The EP's title track and first single, "Out of Body," speaks to the sort of love/hate relationship a person develops with one's hometown. Specifically, it was inspired by the winter inversions that turn the Salt Lake Valley into a gray, smoggy mess.

"It was late winter when we started writing that, in that time when we're all so sick of winter and the smog," Joy said. Before she met Allman, she said, "there were times when I've been depressed and feeling miserable, and feeling like I needed to get out of here and do something else, and take my son somewhere less cold." (Joy has a 9-year-old son, Ryder, from a previous marriage.)

The lyrics in "Out of Body" — "I gotta get out of the valley / These winters they do us no good / Salty lake great beehive life / Smog hides the city lights" — suggests Joy and Allman are considering a change of address.

"Eventually, we'd like to have a little condo somewhere else that we can go when winter's at its worst," Joy said. "We dream about it, but our families are here. … I don't want my 9-year-old to go back and forth. He already does, between me and his dad. But I don't want it to be long distance."

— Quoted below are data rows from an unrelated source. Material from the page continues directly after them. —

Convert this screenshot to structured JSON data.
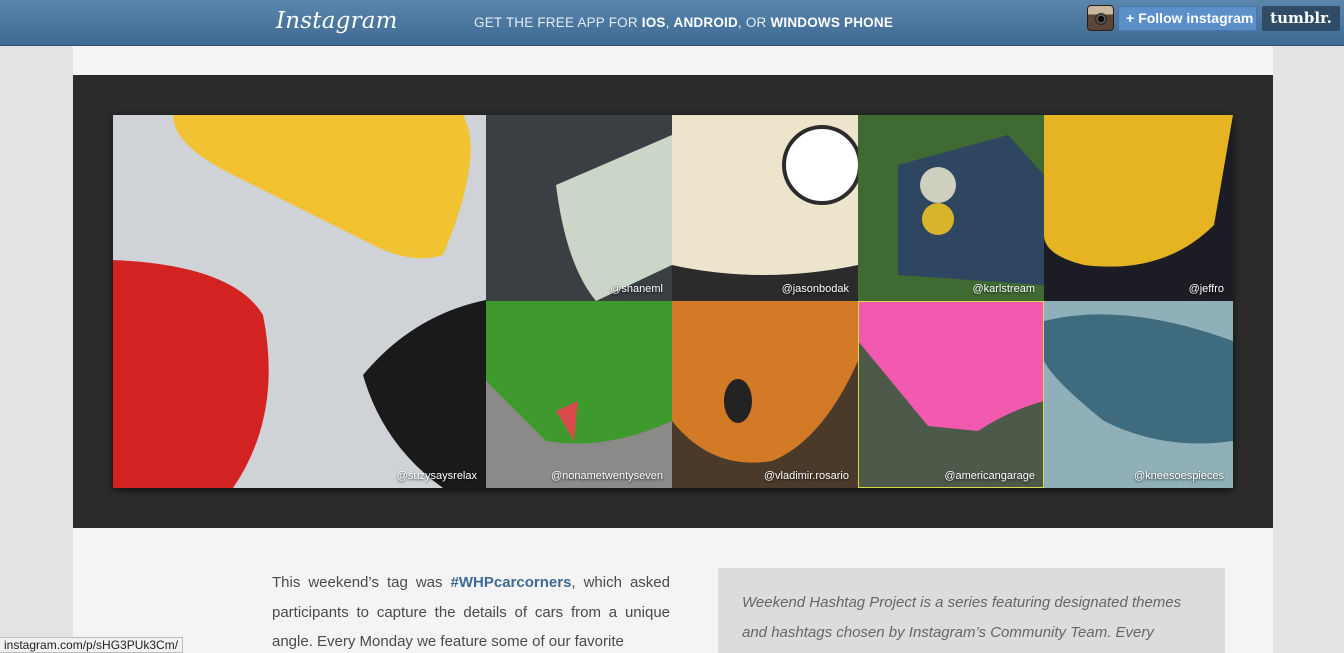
{
  "header": {
    "logo": "Instagram",
    "promo": {
      "prefix": "GET THE FREE APP FOR ",
      "ios": "IOS",
      "sep1": ", ",
      "android": "ANDROID",
      "sep2": ", OR ",
      "windows": "WINDOWS PHONE"
    },
    "follow_plus": "+",
    "follow_label": "Follow instagram",
    "tumblr_label": "tumblr."
  },
  "gallery": {
    "tiles": [
      {
        "caption": "@suzysaysrelax",
        "colors": [
          "#f1c232",
          "#d32222",
          "#1a1a1a",
          "#cfd3d8"
        ]
      },
      {
        "caption": "@shaneml",
        "colors": [
          "#3a3f44",
          "#c9d6c8"
        ]
      },
      {
        "caption": "@jasonbodak",
        "colors": [
          "#ede4cc",
          "#2b2b2b"
        ]
      },
      {
        "caption": "@karlstream",
        "colors": [
          "#3f6b33",
          "#2e4660"
        ]
      },
      {
        "caption": "@jeffro",
        "colors": [
          "#e6b423",
          "#1c1c24"
        ]
      },
      {
        "caption": "@nonametwentyseven",
        "colors": [
          "#3f9a2e",
          "#8a8a88"
        ]
      },
      {
        "caption": "@vladimir.rosario",
        "colors": [
          "#d27a26",
          "#4b3a2a"
        ]
      },
      {
        "caption": "@americangarage",
        "colors": [
          "#f25ab0",
          "#4d5a4a"
        ]
      },
      {
        "caption": "@kneesoespieces",
        "colors": [
          "#3e6c7e",
          "#8fb0b8"
        ]
      }
    ]
  },
  "article": {
    "p1_a": "This weekend’s tag was ",
    "tag": "#WHPcarcorners",
    "p1_b": ", which asked participants to capture the details of cars from a unique angle. Every Monday we feature some of our favorite"
  },
  "sidebar": {
    "text": "Weekend Hashtag Project is a series featuring designated themes and hashtags chosen by Instagram’s Community Team. Every weekend a fun project to take part in and to follow"
  },
  "status_bar": {
    "url": "instagram.com/p/sHG3PUk3Cm/"
  }
}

Allman added: "Just being able to say we'll have some mobility in our lives, that's really the most valuable thing now. To be able to say, 'Let's get out of here for a minute.' "

For the present, Joy and Allman are preparing for hibernation mode, taking care of their baby and writing and recording more songs for a full-length album. Sometime next year, in late spring or early summer, they intend to take VadaWave on tour.

"We have a stockpile of songs," Allman said. "This EP was putting down a stone to step on."